There aren’t many stocks that qualify here, but they do exist, and through our newsletters you can find them faster and more easily. We’ve identified a particularly good bet in the pharmaceutical space, for example. It has an admittedly less than a 50 percent probability of success in treating Alzheimer’s, or of establishing an ever greater franchise in another area it specializes in, Diabetes. But success in either of these areas is likely to move the stock up fifty to one hundred percent. And though chances of success may be less than fifty percent, the downside on this stock is no more than twenty percent – in other words, positive expected value.
Similarly, we’ve picked a company in the tech area which is in the process of trying to extend its hegemony in manufacturing. If the company is successful (and we rate those chances very high) and if there is lower demand for the products it manufactures (and here’s where the odds may not be quite as good), it will become a near monopoly manufacturer of the latest and greatest technologies. And this could happen within the next six to twelve months. Again, if this happens, our subscribers could see a proverbial 5- or 10-bagger.

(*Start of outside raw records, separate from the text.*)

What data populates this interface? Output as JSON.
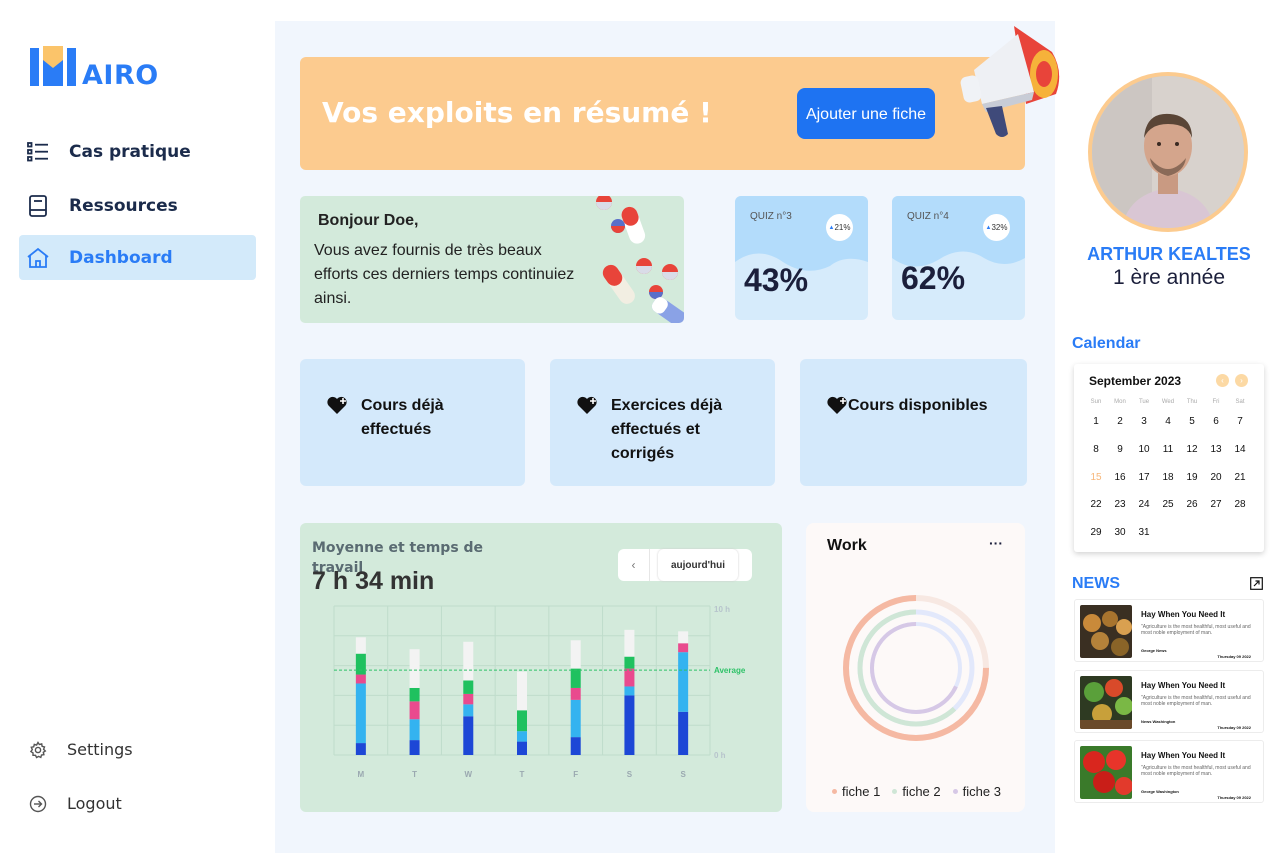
{
  "brand": {
    "name": "AIRO",
    "color": "#2a7cf6"
  },
  "nav": {
    "items": [
      {
        "label": "Cas pratique",
        "icon": "list-icon"
      },
      {
        "label": "Ressources",
        "icon": "book-icon"
      },
      {
        "label": "Dashboard",
        "icon": "home-icon",
        "active": true
      }
    ],
    "bottom": [
      {
        "label": "Settings",
        "icon": "gear-icon"
      },
      {
        "label": "Logout",
        "icon": "logout-icon"
      }
    ]
  },
  "banner": {
    "title": "Vos exploits en résumé  !",
    "button": "Ajouter une fiche"
  },
  "greeting": {
    "title": "Bonjour Doe,",
    "text": "Vous avez fournis de très beaux efforts ces derniers temps continuiez ainsi."
  },
  "quizzes": [
    {
      "label": "QUIZ n°3",
      "change": "21%",
      "value": "43%"
    },
    {
      "label": "QUIZ n°4",
      "change": "32%",
      "value": "62%"
    }
  ],
  "stats": [
    {
      "label": "Cours déjà effectués"
    },
    {
      "label": "Exercices déjà effectués et corrigés"
    },
    {
      "label": "Cours disponibles"
    }
  ],
  "work_chart": {
    "title": "Moyenne et temps de travail",
    "total": "7 h 34 min",
    "today_button": "aujourd'hui"
  },
  "chart_data": {
    "type": "bar",
    "stacked": true,
    "categories": [
      "M",
      "T",
      "W",
      "T",
      "F",
      "S",
      "S"
    ],
    "ylabels": [
      "10 h",
      "0 h"
    ],
    "ylim": [
      0,
      10
    ],
    "average_label": "Average",
    "average": 5.7,
    "colors": [
      "#1d47d6",
      "#34b3f0",
      "#e94a8e",
      "#1fc15f",
      "#f3f3f3"
    ],
    "series": [
      {
        "values": [
          0.8,
          4.0,
          0.6,
          1.4,
          1.1
        ]
      },
      {
        "values": [
          1.0,
          1.4,
          1.2,
          0.9,
          2.6
        ]
      },
      {
        "values": [
          2.6,
          0.8,
          0.7,
          0.9,
          2.6
        ]
      },
      {
        "values": [
          0.9,
          0.7,
          0.0,
          1.4,
          2.6
        ]
      },
      {
        "values": [
          1.2,
          2.5,
          0.8,
          1.3,
          1.9
        ]
      },
      {
        "values": [
          4.0,
          0.6,
          1.2,
          0.8,
          1.8
        ]
      },
      {
        "values": [
          2.9,
          4.0,
          0.6,
          0.0,
          0.8
        ]
      }
    ]
  },
  "work": {
    "title": "Work",
    "more": "···",
    "legend": [
      {
        "label": "fiche 1",
        "color": "#f5b9a3"
      },
      {
        "label": "fiche 2",
        "color": "#cfe6d6"
      },
      {
        "label": "fiche 3",
        "color": "#d6c8e6"
      }
    ],
    "rings": [
      {
        "progress": 0.75,
        "color": "#f5b9a3",
        "track": "#f7e8e2"
      },
      {
        "progress": 0.62,
        "color": "#cfe6d6",
        "track": "#e2e8fb"
      },
      {
        "progress": 0.68,
        "color": "#d6c8e6",
        "track": "#e2e8fb"
      }
    ]
  },
  "profile": {
    "name": "ARTHUR KEALTES",
    "year": "1 ère année"
  },
  "calendar": {
    "title": "Calendar",
    "month": "September 2023",
    "dow": [
      "Sun",
      "Mon",
      "Tue",
      "Wed",
      "Thu",
      "Fri",
      "Sat"
    ],
    "today": 15,
    "weeks": [
      [
        "1",
        "2",
        "3",
        "4",
        "5",
        "6",
        "7"
      ],
      [
        "8",
        "9",
        "10",
        "11",
        "12",
        "13",
        "14"
      ],
      [
        "15",
        "16",
        "17",
        "18",
        "19",
        "20",
        "21"
      ],
      [
        "22",
        "23",
        "24",
        "25",
        "26",
        "27",
        "28"
      ],
      [
        "29",
        "30",
        "31",
        "",
        "",
        "",
        ""
      ]
    ]
  },
  "news": {
    "title": "NEWS",
    "items": [
      {
        "headline": "Hay When You Need It",
        "excerpt": "\"Agriculture is the most healthful, most useful and most noble employment of man.",
        "author": "George News",
        "date": "Thursday 09 2022"
      },
      {
        "headline": "Hay When You Need It",
        "excerpt": "\"Agriculture is the most healthful, most useful and most noble employment of man.",
        "author": "News Washington",
        "date": "Thursday 09 2022"
      },
      {
        "headline": "Hay When You Need It",
        "excerpt": "\"Agriculture is the most healthful, most useful and most noble employment of man.",
        "author": "George Washington",
        "date": "Thursday 09 2022"
      }
    ]
  }
}
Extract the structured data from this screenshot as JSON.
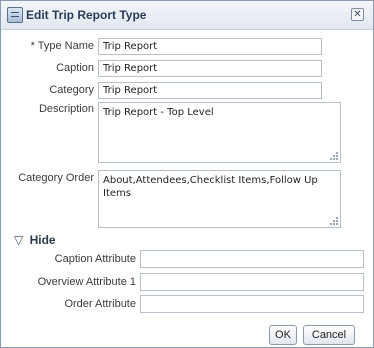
{
  "dialog": {
    "title": "Edit Trip Report Type",
    "close_glyph": "✕"
  },
  "icons": {
    "title": "form-icon",
    "close": "close-icon",
    "disclosure": "triangle-down-icon",
    "resize": "resize-grip-icon"
  },
  "form": {
    "type_name": {
      "required_mark": "*",
      "label": "Type Name",
      "value": "Trip Report"
    },
    "caption": {
      "label": "Caption",
      "value": "Trip Report"
    },
    "category": {
      "label": "Category",
      "value": "Trip Report"
    },
    "description": {
      "label": "Description",
      "value": "Trip Report - Top Level"
    },
    "category_order": {
      "label": "Category Order",
      "value": "About,Attendees,Checklist Items,Follow Up Items"
    }
  },
  "hide_section": {
    "toggle_glyph": "▽",
    "label": "Hide",
    "caption_attribute": {
      "label": "Caption Attribute",
      "value": ""
    },
    "overview_attribute_1": {
      "label": "Overview Attribute 1",
      "value": ""
    },
    "order_attribute": {
      "label": "Order Attribute",
      "value": ""
    }
  },
  "buttons": {
    "ok": "OK",
    "cancel": "Cancel"
  }
}
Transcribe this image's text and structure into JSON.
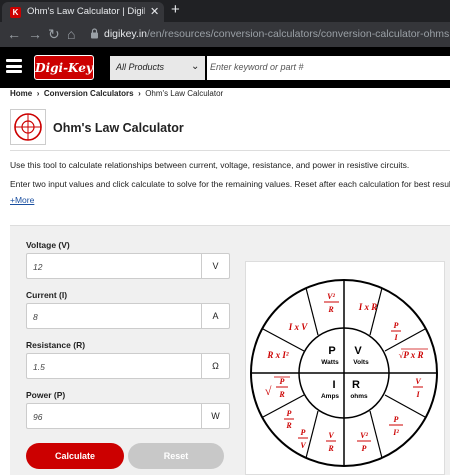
{
  "browser": {
    "tab_title": "Ohm's Law Calculator | DigiKey E",
    "tab_close": "✕",
    "new_tab": "+",
    "url_domain": "digikey.in",
    "url_path": "/en/resources/conversion-calculators/conversion-calculator-ohms"
  },
  "header": {
    "logo_text": "Digi-Key",
    "category_select": "All Products",
    "search_placeholder": "Enter keyword or part #"
  },
  "breadcrumb": [
    "Home",
    "Conversion Calculators",
    "Ohm's Law Calculator"
  ],
  "page": {
    "title": "Ohm's Law Calculator",
    "description_1": "Use this tool to calculate relationships between current, voltage, resistance, and power in resistive circuits.",
    "description_2": "Enter two input values and click calculate to solve for the remaining values. Reset after each calculation for best results.",
    "more_link": "+More"
  },
  "calculator": {
    "fields": [
      {
        "label": "Voltage (V)",
        "value": "12",
        "unit": "V"
      },
      {
        "label": "Current (I)",
        "value": "8",
        "unit": "A"
      },
      {
        "label": "Resistance (R)",
        "value": "1.5",
        "unit": "Ω"
      },
      {
        "label": "Power (P)",
        "value": "96",
        "unit": "W"
      }
    ],
    "calculate_label": "Calculate",
    "reset_label": "Reset"
  },
  "wheel": {
    "center": [
      {
        "letter": "P",
        "unit": "Watts"
      },
      {
        "letter": "V",
        "unit": "Volts"
      },
      {
        "letter": "I",
        "unit": "Amps"
      },
      {
        "letter": "R",
        "unit": "ohms"
      }
    ],
    "formulas": {
      "p_from_ri": "R x I²",
      "p_from_vi": "I x V",
      "v_from_ir": "I x R",
      "r_from_p_i_label_I": "I"
    },
    "accent_color": "#cc0000"
  }
}
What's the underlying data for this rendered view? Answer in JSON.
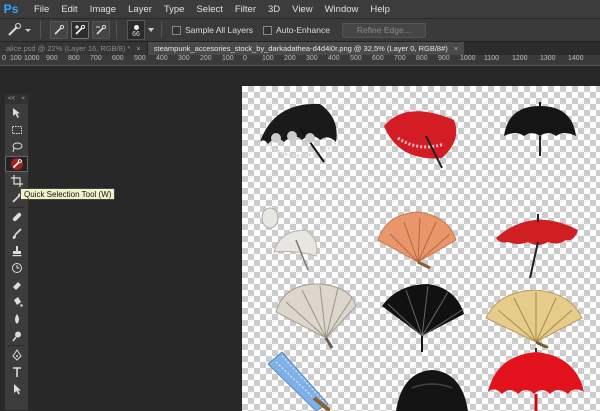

There’s also a third category of stock we like in this context, and here we might be cheating a little bit because the odds in this case are more evenly tilted between massive gains and substantial losses. This would be the junior miners. These stocks nearly all trade at a fraction of asset value. And unlike the well-known senior miners, relative to their capitalization they have massive reserves to exploit. What they lack is funding. But in a world in which we believe gold will be one of the few asset categories to produce very positive and strong results, these junior miners will very likely find funding sooner or later. For specific picks we refer you to our flagship newsletter The Complete Investor.
To sum up our perspective: please beware of the limited growth opportunities that surround us – and the increasingly greed-driven agendas of some of Wall Street’s biggest players.
But also know that even in this environment there will be those few that grow to the sky. Just keep in mind that you have to pick more than one or two in order to increase your chances of success – and achieve the kind of outsized gains we think you deserve.